Nick Scali is down 20% from its 52-week high. At $9.98, it trades on a trailing PE of about 8 times and yields about 8%, fully franked.

Nick Scali expects to open four stores in the second half of FY23. Trading conditions for Nick Scali will surely deteriorate as the economy slows.

But a lot of expected bad news on earnings has been priced into a company that has shown over the years it can continue to grow in different market conditions.

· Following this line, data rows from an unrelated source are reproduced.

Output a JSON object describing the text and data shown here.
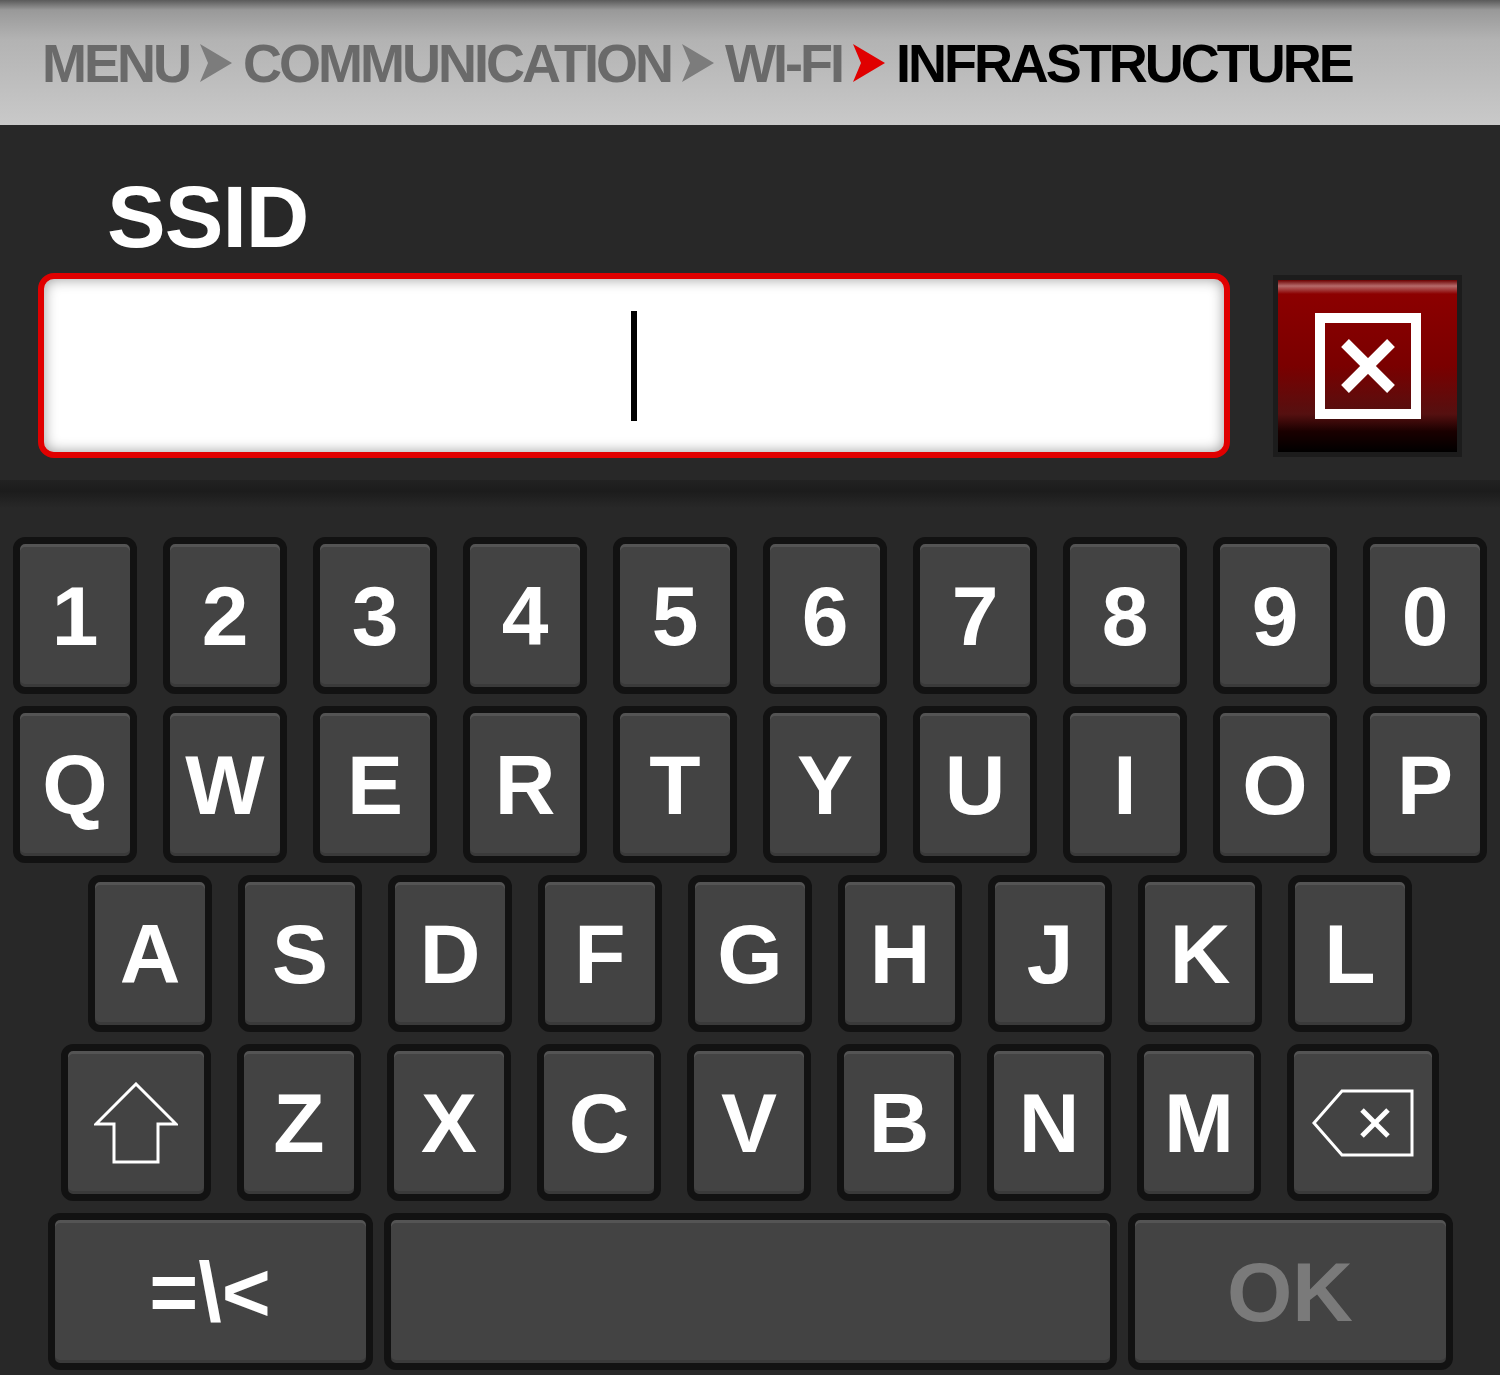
{
  "breadcrumb": [
    {
      "label": "MENU",
      "current": false
    },
    {
      "label": "COMMUNICATION",
      "current": false
    },
    {
      "label": "WI-FI",
      "current": false
    },
    {
      "label": "INFRASTRUCTURE",
      "current": true
    }
  ],
  "ssid": {
    "label": "SSID",
    "focused": true
  },
  "keyboard": {
    "rows": [
      {
        "keys": [
          {
            "kind": "char",
            "label": "1",
            "disabled": false
          },
          {
            "kind": "char",
            "label": "2",
            "disabled": false
          },
          {
            "kind": "char",
            "label": "3",
            "disabled": false
          },
          {
            "kind": "char",
            "label": "4",
            "disabled": false
          },
          {
            "kind": "char",
            "label": "5",
            "disabled": false
          },
          {
            "kind": "char",
            "label": "6",
            "disabled": false
          },
          {
            "kind": "char",
            "label": "7",
            "disabled": false
          },
          {
            "kind": "char",
            "label": "8",
            "disabled": false
          },
          {
            "kind": "char",
            "label": "9",
            "disabled": false
          },
          {
            "kind": "char",
            "label": "0",
            "disabled": false
          }
        ]
      },
      {
        "keys": [
          {
            "kind": "char",
            "label": "Q",
            "disabled": false
          },
          {
            "kind": "char",
            "label": "W",
            "disabled": false
          },
          {
            "kind": "char",
            "label": "E",
            "disabled": false
          },
          {
            "kind": "char",
            "label": "R",
            "disabled": false
          },
          {
            "kind": "char",
            "label": "T",
            "disabled": false
          },
          {
            "kind": "char",
            "label": "Y",
            "disabled": false
          },
          {
            "kind": "char",
            "label": "U",
            "disabled": false
          },
          {
            "kind": "char",
            "label": "I",
            "disabled": false
          },
          {
            "kind": "char",
            "label": "O",
            "disabled": false
          },
          {
            "kind": "char",
            "label": "P",
            "disabled": false
          }
        ]
      },
      {
        "keys": [
          {
            "kind": "char",
            "label": "A",
            "disabled": false
          },
          {
            "kind": "char",
            "label": "S",
            "disabled": false
          },
          {
            "kind": "char",
            "label": "D",
            "disabled": false
          },
          {
            "kind": "char",
            "label": "F",
            "disabled": false
          },
          {
            "kind": "char",
            "label": "G",
            "disabled": false
          },
          {
            "kind": "char",
            "label": "H",
            "disabled": false
          },
          {
            "kind": "char",
            "label": "J",
            "disabled": false
          },
          {
            "kind": "char",
            "label": "K",
            "disabled": false
          },
          {
            "kind": "char",
            "label": "L",
            "disabled": false
          }
        ]
      },
      {
        "keys": [
          {
            "kind": "shift",
            "disabled": false
          },
          {
            "kind": "char",
            "label": "Z",
            "disabled": false
          },
          {
            "kind": "char",
            "label": "X",
            "disabled": false
          },
          {
            "kind": "char",
            "label": "C",
            "disabled": false
          },
          {
            "kind": "char",
            "label": "V",
            "disabled": false
          },
          {
            "kind": "char",
            "label": "B",
            "disabled": false
          },
          {
            "kind": "char",
            "label": "N",
            "disabled": false
          },
          {
            "kind": "char",
            "label": "M",
            "disabled": false
          },
          {
            "kind": "backspace",
            "disabled": false
          }
        ]
      },
      {
        "keys": [
          {
            "kind": "mode",
            "label": "=\\<",
            "disabled": false
          },
          {
            "kind": "space"
          },
          {
            "kind": "action",
            "label": "OK",
            "disabled": true
          }
        ]
      }
    ]
  }
}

Nick Scali looks like a stock for long-term investors to lock away at this price, provided they can withstand short-term volatility. A single-digit trailing PE, low double-digit forward PE and high grossed-up yield are attractive for a company of its quality.

Chart 2: Nick Scali

Tony Featherstone is a former managing editor of BRW, Shares and Personal Investor magazines. The information in this article should not be considered personal advice. It has been prepared without considering your objectives, financial situation or needs. Before acting on information in this article consider its appropriateness and accuracy, regarding your objectives, financial situation and needs. Do further research of your own and/or seek personal financial advice from a licensed adviser before making any financial or investment decisions based on this article. All prices and analysis at 19 July 2023.